Mögliche Rechtsformen für selbstverwaltete Projekte

Aus DER RABE RALF Juli/August 1999

Eine wesentliche Frage für den Kauf und die Finanzierung des Gutshofes Pinnow war die Frage nach einer geeigneten Rechtsform für unsere Gruppe.

Dazu standen für uns drei Informationsquellen zur Wahl.

Die erste Quelle war das Studium, durch das ich viel und umfassend über die verschiedenen Rechtsformen erfahren konnte. Hier konnte ich mich von Spezialisten beraten lassen und bei auftauchenden Problemen nachfragen. Eine zweite Quelle ist die zuständige Landes- oder Senatsbehörde. Hier kann man auch erfahren, unter welchen Bedingungen eine staatliche Förderung gewährt werden kann. Gleichzeitig erhält man die entsprechenden Unterlagen. Die dritte und mir sehr wichtige Informationsquelle sind schon existierende Projekte mit gleicher oder ähnlicher Zielsetzung. Hier kann man nicht nur konzeptionelle Zielsetzungen, sondern auch die Problematik bei deren Durchsetzung erfragen. Wir haben für unsere Entscheidung von allen drei Möglichkeiten intensiven Gebrauch gemacht. Da es eine große Bandbreite von Rechtsformen gibt, gebe ich hier einen Überblick über die verschiedenen Möglichkeiten. Im Folgenden gehe ich auf die für uns in Frage kommenden Rechtsformen näher ein. Dabei beziehe ich mich nur auf Organisationsformen im Non- Profit- Bereich (NPO).

Warum ist die Entscheidung für eine Rechtsform so wichtig?

Das Fehlen einer geeigneten Organisationsform verhindert die Weiterentwicklung und Umsetzung neuer unkonventioneller Ideen und beschränkt den eigenen Horizont durch die tagtäglichen Auseinandersetzungen mit Nebensächlichkeiten. Ich weise darauf hin, daß die Organisationsmitglieder (in diesem Fall unsere Gruppe), ihre persönlichen Ziele mit in die Organisation einbringen. Darum ist es wichtig, die Rechtsform auch nach diesen Gesichtspunkten auszuwählen.

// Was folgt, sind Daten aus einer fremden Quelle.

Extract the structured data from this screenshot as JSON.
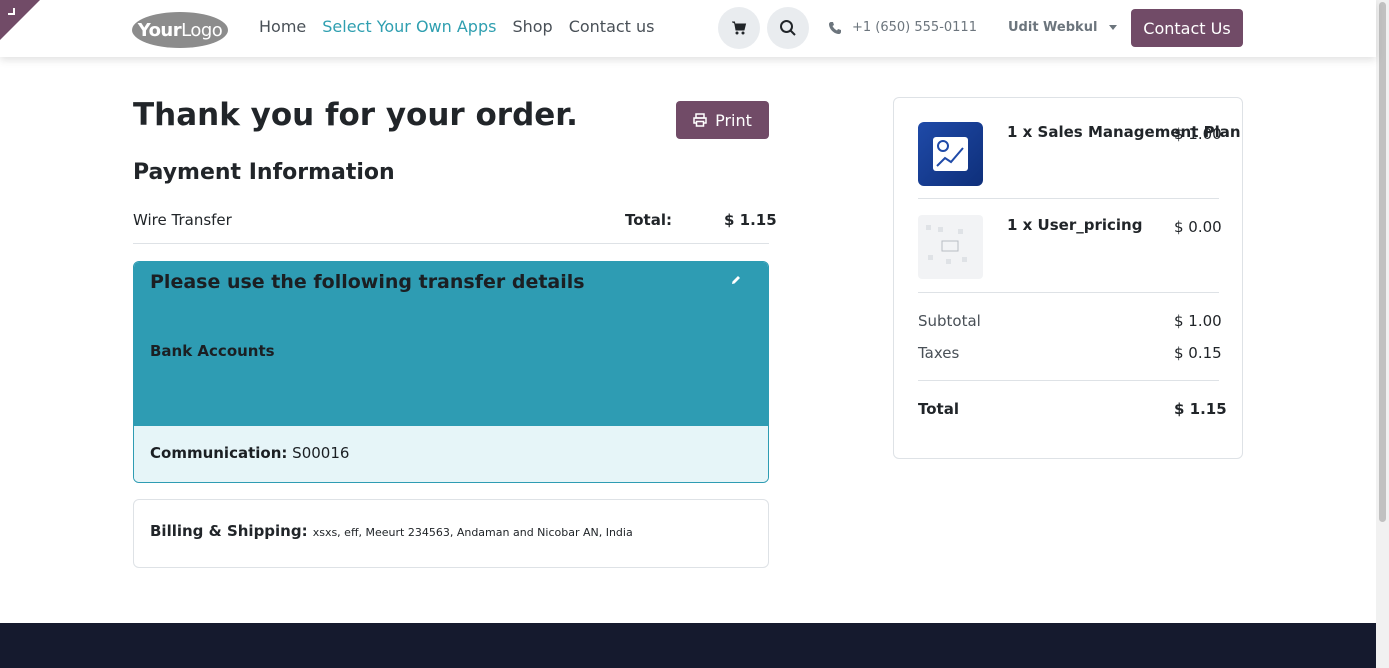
{
  "header": {
    "logo": {
      "part1": "Your",
      "part2": "Logo"
    },
    "nav": [
      "Home",
      "Select Your Own Apps",
      "Shop",
      "Contact us"
    ],
    "active_nav": "Select Your Own Apps",
    "phone": "+1 (650) 555-0111",
    "user": "Udit Webkul",
    "contact_button": "Contact Us"
  },
  "order": {
    "title": "Thank you for your order.",
    "print_button": "Print",
    "payment_heading": "Payment Information",
    "payment_method": "Wire Transfer",
    "total_label": "Total:",
    "total_value": "$ 1.15"
  },
  "transfer": {
    "title": "Please use the following transfer details",
    "bank_accounts": "Bank Accounts",
    "communication_label": "Communication:",
    "communication_value": "S00016"
  },
  "billing": {
    "label": "Billing & Shipping:",
    "address": "xsxs, eff, Meeurt 234563, Andaman and Nicobar AN, India"
  },
  "summary": {
    "items": [
      {
        "name": "1 x Sales Management Plan",
        "price": "$ 1.00"
      },
      {
        "name": "1 x User_pricing",
        "price": "$ 0.00"
      }
    ],
    "subtotal_label": "Subtotal",
    "subtotal_value": "$ 1.00",
    "taxes_label": "Taxes",
    "taxes_value": "$ 0.15",
    "total_label": "Total",
    "total_value": "$ 1.15"
  },
  "colors": {
    "brand": "#714b67",
    "accent": "#2f9fb0",
    "transfer_bg": "#2e9cb3",
    "footer_bg": "#151a2e"
  }
}
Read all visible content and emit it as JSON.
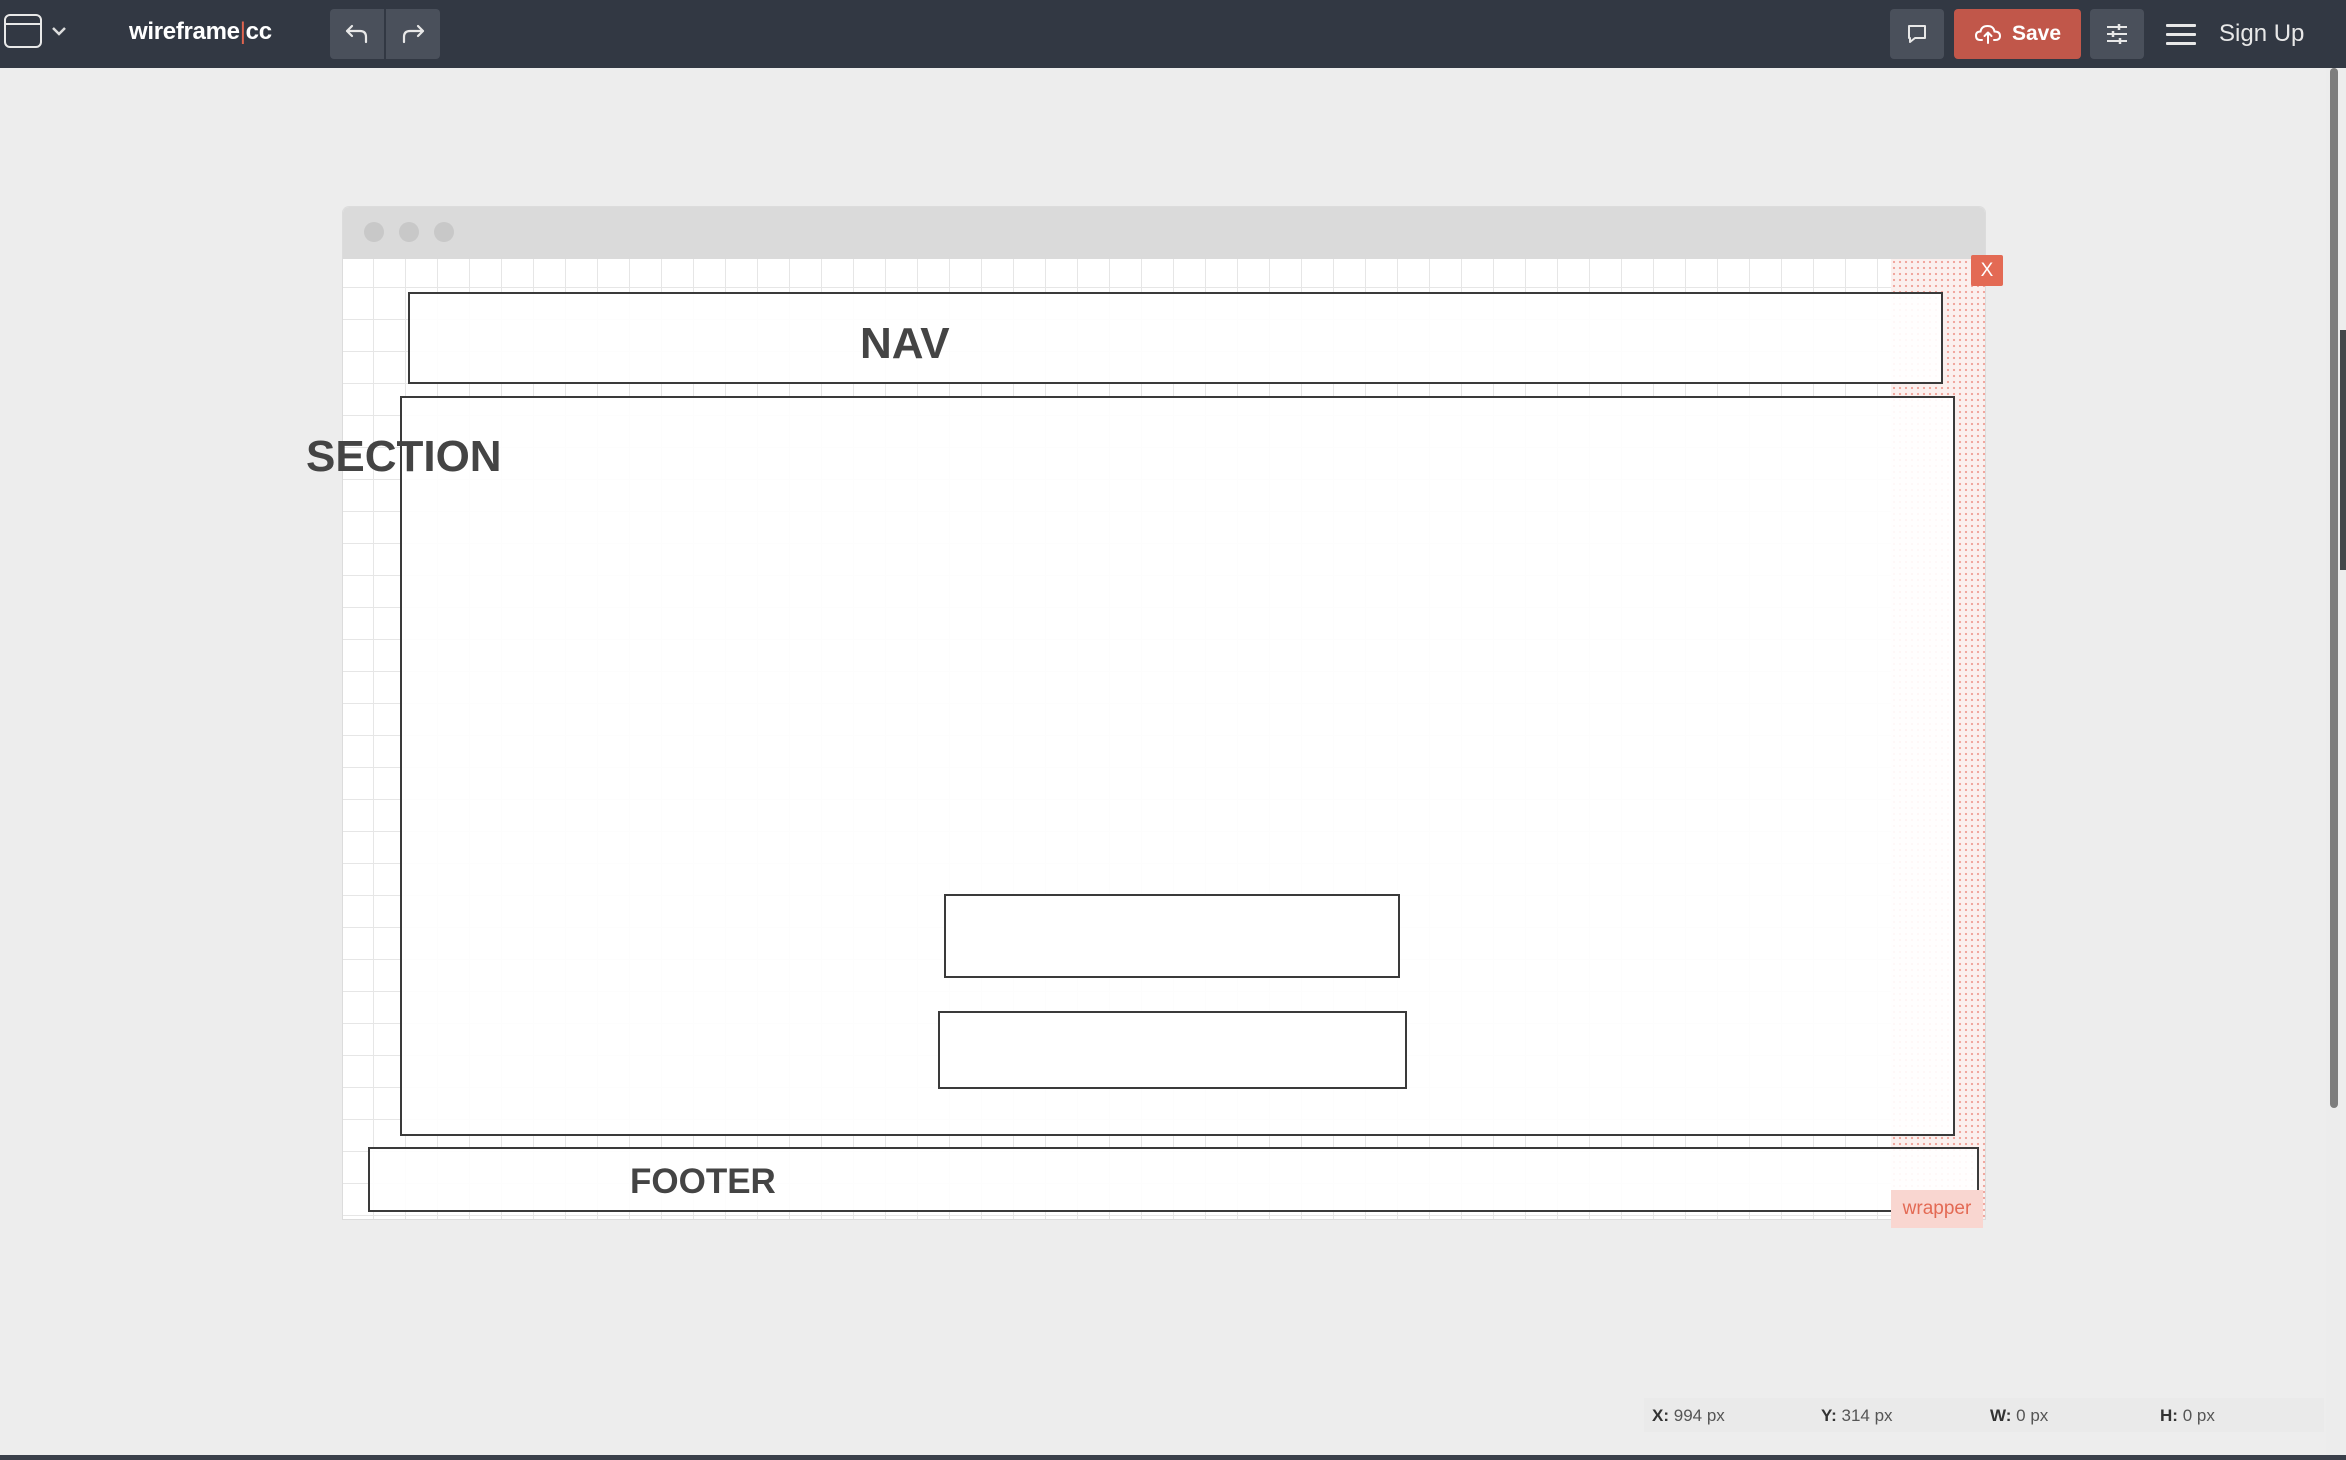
{
  "app": {
    "logo_left": "wireframe",
    "logo_sep": "|",
    "logo_right": "cc"
  },
  "toolbar": {
    "save_label": "Save",
    "signup_label": "Sign Up",
    "icons": [
      "document-icon",
      "chevron-down-icon",
      "undo-icon",
      "redo-icon",
      "comment-icon",
      "cloud-upload-icon",
      "sliders-icon",
      "menu-icon"
    ]
  },
  "canvas": {
    "nav_label": "NAV",
    "section_label": "SECTION",
    "footer_label": "FOOTER",
    "close_label": "X",
    "wrapper_label": "wrapper"
  },
  "status": {
    "x_label": "X:",
    "x_value": "994 px",
    "y_label": "Y:",
    "y_value": "314 px",
    "w_label": "W:",
    "w_value": "0 px",
    "h_label": "H:",
    "h_value": "0 px"
  },
  "colors": {
    "topbar": "#323843",
    "accent": "#c1574a",
    "selection": "#e36a54"
  }
}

„Weil durch Ziele Bedürfnisse befriedigt werden, ist davon auszugehen, daß die Beteiligten mit ihrer Mitgliedschaft in der Organisation persönliche Ziele verfolgen, die sich von den zugewiesenen Aufgaben der Organisation zwar unterscheiden, mit ihnen aber dennoch mehr oder weniger vereinbar sind. So ist es selbstverständlich, daß Beteiligte die ihnen zugewiesenen Aufgaben nicht nur als ihre Ziele, sondern auch als Mittel zu anderen persönlichen Zielen, z.B. Gelderwerb, als wichtige Erfahrung für andere Lebensziele auffassen. Solange die Arbeitsaufgabe mit der wünschenswerten Sorgfalt erledigt wird, handelt es sich um vorteilhafte Verknüpfungen, um Integration von Organisationsinteressen und persönlichen Zielen der Beteiligten“ 1.

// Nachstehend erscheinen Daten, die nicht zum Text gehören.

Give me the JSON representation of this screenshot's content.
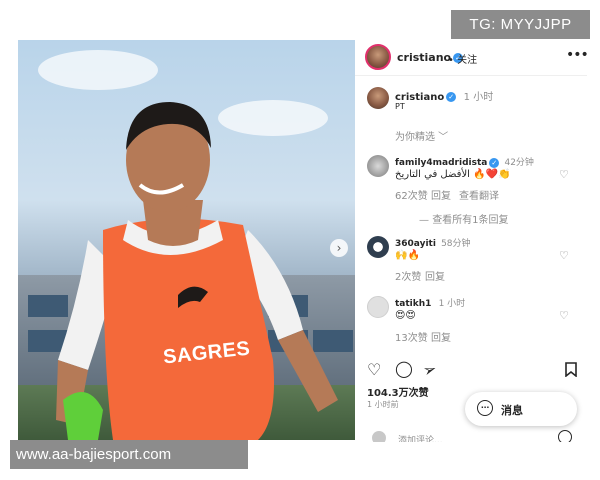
{
  "watermarks": {
    "top": "TG: MYYJJPP",
    "bottom": "www.aa-bajiesport.com"
  },
  "photo": {
    "sponsor_text": "SAGRES",
    "next_icon": "chevron-right-icon"
  },
  "header": {
    "username": "cristiano",
    "follow_label": "关注",
    "more_icon": "more-horizontal-icon"
  },
  "caption": {
    "username": "cristiano",
    "time": "1 小时",
    "text": "PT",
    "translate_label": "为你精选 ﹀"
  },
  "comments": [
    {
      "username": "family4madridista",
      "time": "42分钟",
      "text": "الأفضل في التاريخ 🔥❤️👏",
      "likes": "62次赞",
      "reply": "回复",
      "translate": "查看翻译",
      "replies_link": "查看所有1条回复"
    },
    {
      "username": "360ayiti",
      "time": "58分钟",
      "text": "🙌🔥",
      "likes": "2次赞",
      "reply": "回复"
    },
    {
      "username": "tatikh1",
      "time": "1 小时",
      "text": "😍😍",
      "likes": "13次赞",
      "reply": "回复"
    }
  ],
  "actions": {
    "like_icon": "heart-icon",
    "comment_icon": "comment-icon",
    "share_icon": "send-icon",
    "save_icon": "bookmark-icon"
  },
  "stats": {
    "likes": "104.3万次赞",
    "time_ago": "1 小时前"
  },
  "message_button": {
    "label": "消息"
  },
  "comment_input": {
    "placeholder": "添加评论..."
  },
  "colors": {
    "verified": "#3897f0",
    "muted_text": "#8e8e8e",
    "bib_orange": "#f4693a",
    "story_ring": "#e1306c"
  }
}
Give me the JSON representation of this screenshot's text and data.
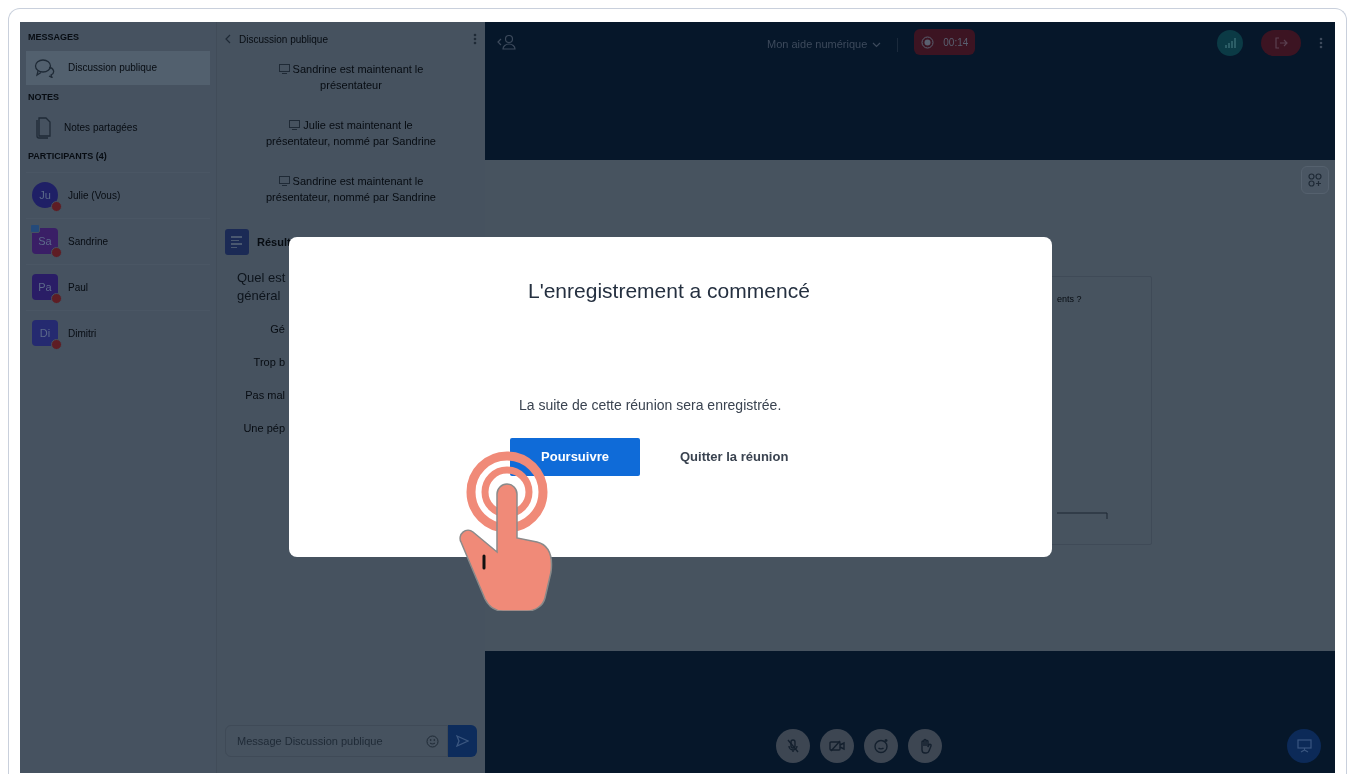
{
  "sidebar": {
    "sections": [
      {
        "title": "MESSAGES",
        "kind": "chat",
        "items": [
          {
            "label": "Discussion publique",
            "selected": true
          }
        ]
      },
      {
        "title": "NOTES",
        "kind": "notes",
        "items": [
          {
            "label": "Notes partagées",
            "selected": false
          }
        ]
      }
    ],
    "participants_title": "PARTICIPANTS (4)",
    "participants": [
      {
        "initials": "Ju",
        "name": "Julie (Vous)",
        "color": "#1f2066",
        "presenter": false
      },
      {
        "initials": "Sa",
        "name": "Sandrine",
        "color": "#3a1f66",
        "presenter": true
      },
      {
        "initials": "Pa",
        "name": "Paul",
        "color": "#2a1d66",
        "presenter": false
      },
      {
        "initials": "Di",
        "name": "Dimitri",
        "color": "#252a70",
        "presenter": false
      }
    ]
  },
  "chat": {
    "title": "Discussion publique",
    "messages": [
      {
        "lines": [
          "Sandrine est maintenant le",
          "présentateur"
        ]
      },
      {
        "lines": [
          "Julie est maintenant le",
          "présentateur, nommé par Sandrine"
        ]
      },
      {
        "lines": [
          "Sandrine est maintenant le",
          "présentateur, nommé par Sandrine"
        ]
      }
    ],
    "poll": {
      "title": "Résult",
      "question_lines": [
        "Quel est",
        "général"
      ],
      "options": [
        "Gé",
        "Trop b",
        "Pas mal",
        "Une pép"
      ]
    },
    "input": {
      "placeholder": "Message Discussion publique"
    }
  },
  "topbar": {
    "meeting": "Mon aide numérique",
    "recording": true,
    "timer": "00:14"
  },
  "whiteboard": {
    "text": "ents ?"
  },
  "controls": [
    {
      "kind": "mic"
    },
    {
      "kind": "camera"
    },
    {
      "kind": "emoji"
    },
    {
      "kind": "hand"
    }
  ],
  "modal": {
    "title": "L'enregistrement a commencé",
    "body": "La suite de cette réunion sera enregistrée.",
    "primary": "Poursuivre",
    "secondary": "Quitter la réunion"
  }
}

Eine wichtige Aufgabe der Rechtsform ist es, besonders dazu beizutragen, Rechtsunsicherheiten zu verhindern. Oftmals wird die Rechtsform gewählt, die am einfachsten und unkompliziertesten zu sein scheint. Entscheidende Kriterien sind vor allem die Vermeidung von Steuern und die bestmögliche Finanzierung des Projektes. Vernachlässigt werden jedoch oftmals die Überlegungen der Buchhaltung, Sozialversicherung sowie die rechtliche Absicherung gegenseitiger Ansprüche.

Es fehlen oft schriftlich formulierte Normen und Vereinbarungen, weil sie mit der Außendarstellung nicht vereinbar sind oder weil Normsetzungen aus prinzipiellen Erwägungen abgelehnt werden.

Jedem Mitglied soll ja ein individueller Spielraum gewährleistet werden. Unterschiedliche Vorstellungen werden häufig erst in Konfliktsituationen sichtbar. So können lange andauernde Konfliktphasen zu einem völligen Auseinanderfallen der Gruppe führen, weil klare Vereinbarungen zwar in den Köpfen, jedoch nicht auf dem Papier bestanden.

Das heißt, die Wahl der Rechtsform ist ein wesentliches Gestaltungsinstrument des Projektes und der Gemeinschaft. Durch eine unorganisierte Struktur bei der Gründung von Projekten kann es leichter zur Herausbildung eines „Chefs“ kommen, der gewollt oder auch ungewollt die Abläufe bestimmt, die wichtigsten Leitungsaufgaben übernimmt und dadurch in die Rolle eines Geschäftsführers gerät. Im negativen Sinn kann er seine persönlichen Interessen durchsetzen, den Kurs bestimmen und die anderen beeinflussen, gegen die Interessen der Gruppe. Darum ist die frühzeitige, verbindliche Absicherung der gemeinsamen Ziele, insbesondere der Selbstverwaltung wichtig. Nur so kann die Gruppe verhindern, daß sich im Konfliktfall der formaljuristisch Stärkere durchsetzt.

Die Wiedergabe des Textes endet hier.